Ein verspieltes Klaviermotiv eröffnete „Playing Yoself“, ein kurzes Lied, das letztes Jahr herauskam. Es war das leiseste Lied Liim Lasalle liebt dichdas Debütalbum des titelgebenden 22-Jährigen, der dann eine Bemerkung machte – „Ich singe, als wäre ich der Nigga, der Klavier spielt“ –, die gleichzeitig als Absichtserklärung diente. Liim ist altklug und charmant, ein A+-Schüler in der Schule der liebeskranken Wunderkinder: schmerzerfüllte Brüder, die auf großen und kleinen Klavieren in Ohnmacht fallen – oder brodeln – von Stevie Wonder, der auf die Orgel schlägt, bis hin zu Odd Future, der MIDI-Controller zerquetscht. Aber Liim ist nicht immer Pianist, nicht immer Sänger: Er nimmt Musik „anders“ wahr und beweist dies, indem er sie auf vielfältige Weise interpretiert. Seine Jugend verbrachte er in Harlem, wo er sich mit Skatevideos und „andersem Scheiß“ wie „Smashing Pumpkins und Kodak Black“ herumschlug. Jetzt, als Erwachsener, haben sich seine vielfältigen Einflüsse auf das moderne LA konzentriert: die freche Lust von Steve Lacy, die verrückten Köpfe des Internets und die Liebeskummer von Tyler, dem Schöpfer, der – haben Sie gehört? – ein wirklich großer Fan ist.

Als Brooklyner mit einer pazifischen Neigung ist Liim biküstennah ansprechend, obwohl seine Fähigkeiten über diese Binsenweisheiten hinausgehen. Er singt über üppige Akkorde und hydraulische Basslinien, mit einem luftigen Ton, der sich beim Rap in mühelos schwingenden Schüben vertieft. Es ist ein Beweis für seine Musikalität, dass es oft seine begrenzte Botschaft verdeckt, wobei „Playing Yoself“ ein paradigmatisches Beispiel ist: „Ich frage mich, was mit mir los ist … Ich frage mich, wer mit mir geschlafen hat.“ Über diese Fragen sinniert Liim auf seinem neuen Album immer noch. Ein Sonnenblumengarten in Harlem ist schwer zu findendas exquisit produziert und manchmal wunderschön ist. Auch so, Sonnenblume beschwört seine Einflüsse – Jazz-Funk und Swag-Rap, Roy Ayers und SahBabii – viel eifriger als es sie darlegt, was unterschätzt, wie vielseitig diese Einflüsse tatsächlich sind. Dies, zusammen mit Liims repetitiver Romantik, ergibt eine erfreuliche, wenn auch etwas unvergessliche Platte, die Arbeit eines Gelehrten, der trotz all seines Talents immer noch darüber nachdenkt, was er tun – und sagen – soll.

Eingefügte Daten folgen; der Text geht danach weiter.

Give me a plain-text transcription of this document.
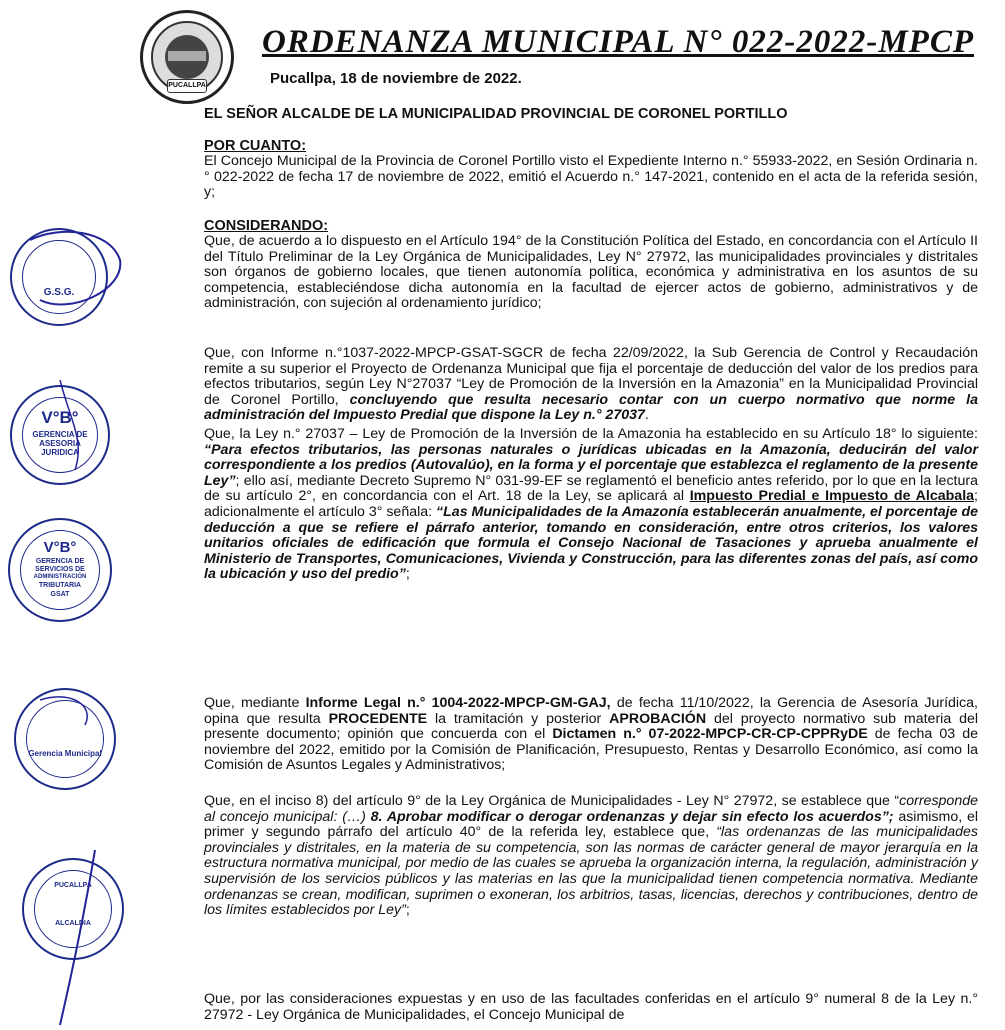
PUCALLPA
ORDENANZA MUNICIPAL N° 022-2022-MPCP
Pucallpa, 18 de noviembre de 2022.
EL SEÑOR ALCALDE DE LA MUNICIPALIDAD PROVINCIAL DE CORONEL PORTILLO
POR CUANTO:
El Concejo Municipal de la Provincia de Coronel Portillo visto el Expediente Interno n.° 55933-2022, en Sesión Ordinaria n.° 022-2022 de fecha 17 de noviembre de 2022, emitió el Acuerdo n.° 147-2021, contenido en el acta de la referida sesión, y;
CONSIDERANDO:
Que, de acuerdo a lo dispuesto en el Artículo 194° de la Constitución Política del Estado, en concordancia con el Artículo II del Título Preliminar de la Ley Orgánica de Municipalidades, Ley N° 27972, las municipalidades provinciales y distritales son órganos de gobierno locales, que tienen autonomía política, económica y administrativa en los asuntos de su competencia, estableciéndose dicha autonomía en la facultad de ejercer actos de gobierno, administrativos y de administración, con sujeción al ordenamiento jurídico;
Que, con Informe n.°1037-2022-MPCP-GSAT-SGCR de fecha 22/09/2022, la Sub Gerencia de Control y Recaudación remite a su superior el Proyecto de Ordenanza Municipal que fija el porcentaje de deducción del valor de los predios para efectos tributarios, según Ley N°27037 “Ley de Promoción de la Inversión en la Amazonia” en la Municipalidad Provincial de Coronel Portillo, concluyendo que resulta necesario contar con un cuerpo normativo que norme la administración del Impuesto Predial que dispone la Ley n.° 27037.
Que, la Ley n.° 27037 – Ley de Promoción de la Inversión de la Amazonia ha establecido en su Artículo 18° lo siguiente: “Para efectos tributarios, las personas naturales o jurídicas ubicadas en la Amazonía, deducirán del valor correspondiente a los predios (Autovalúo), en la forma y el porcentaje que establezca el reglamento de la presente Ley”; ello así, mediante Decreto Supremo N° 031-99-EF se reglamentó el beneficio antes referido, por lo que en la lectura de su artículo 2°, en concordancia con el Art. 18 de la Ley, se aplicará al Impuesto Predial e Impuesto de Alcabala; adicionalmente el artículo 3° señala: “Las Municipalidades de la Amazonía establecerán anualmente, el porcentaje de deducción a que se refiere el párrafo anterior, tomando en consideración, entre otros criterios, los valores unitarios oficiales de edificación que formula el Consejo Nacional de Tasaciones y aprueba anualmente el Ministerio de Transportes, Comunicaciones, Vivienda y Construcción, para las diferentes zonas del país, así como la ubicación y uso del predio”;
Que, mediante Informe Legal n.° 1004-2022-MPCP-GM-GAJ, de fecha 11/10/2022, la Gerencia de Asesoría Jurídica, opina que resulta PROCEDENTE la tramitación y posterior APROBACIÓN del proyecto normativo sub materia del presente documento; opinión que concuerda con el Dictamen n.° 07-2022-MPCP-CR-CP-CPPRyDE de fecha 03 de noviembre del 2022, emitido por la Comisión de Planificación, Presupuesto, Rentas y Desarrollo Económico, así como la Comisión de Asuntos Legales y Administrativos;
Que, en el inciso 8) del artículo 9° de la Ley Orgánica de Municipalidades - Ley N° 27972, se establece que “corresponde al concejo municipal: (…) 8. Aprobar modificar o derogar ordenanzas y dejar sin efecto los acuerdos”; asimismo, el primer y segundo párrafo del artículo 40° de la referida ley, establece que, “las ordenanzas de las municipalidades provinciales y distritales, en la materia de su competencia, son las normas de carácter general de mayor jerarquía en la estructura normativa municipal, por medio de las cuales se aprueba la organización interna, la regulación, administración y supervisión de los servicios públicos y las materias en las que la municipalidad tienen competencia normativa. Mediante ordenanzas se crean, modifican, suprimen o exoneran, los arbitrios, tasas, licencias, derechos y contribuciones, dentro de los límites establecidos por Ley”;
Que, por las consideraciones expuestas y en uso de las facultades conferidas en el artículo 9° numeral 8 de la Ley n.° 27972 - Ley Orgánica de Municipalidades, el Concejo Municipal de
G.S.G.
V°B°
GERENCIA DE
ASESORIA
JURIDICA
V°B°
GERENCIA DE
SERVICIOS DE
ADMINISTRACIÓN
TRIBUTARIA
GSAT
Gerencia Municipal
PUCALLPA
ALCALDIA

Liim wuchs im New Yorker Radio auf, dessen wortgewandte DJs die musikalische Topographie der Stadt leiteten und oft darüber brüllten. Sein Debüt spiegelte diese Sendungen mit nachgemachten Passagen und launischen Liedern wider, das Zeug, das man hört, wenn man Brownstones vorbeiflitzen sieht. Ähnliche Prüfsteine ​​beleben Sonnenblumedas nicht nur die Radio-Sketche („Das war Ihr bescheidener Gastgeber: Liim Lasalle, das Aushängeschild“), sondern auch die Autofahrten neu aufträgt – wie bei „Right Ride“, einer Sommerhymne für die Lizenzbesitzer-Minderheit seiner Stadt. „Ride, Ride, Ride, Ride“, zwitschert Liim und tut dies im wahrsten Sinne des Wortes: Er lässt den Refrain, alle üppigen Arpeggios und funkelnden Synthesizer, mit einer einzigen wiederholten Silbe ausklingen. Unterdessen täuscht die Starrheit seines Gesangshandwerks – vom Rappen der Strophen über das „Fahren“ der Refrains bis hin zum eiligen Zurückfahren – die weitläufige Spritztour, die er bewirbt, Lügen. Liim, der Spucker, stürzt von der Bühne; Liim, der Sänger, rennt pünktlich zurück. Beide sind talentiert und keiner kann atmen.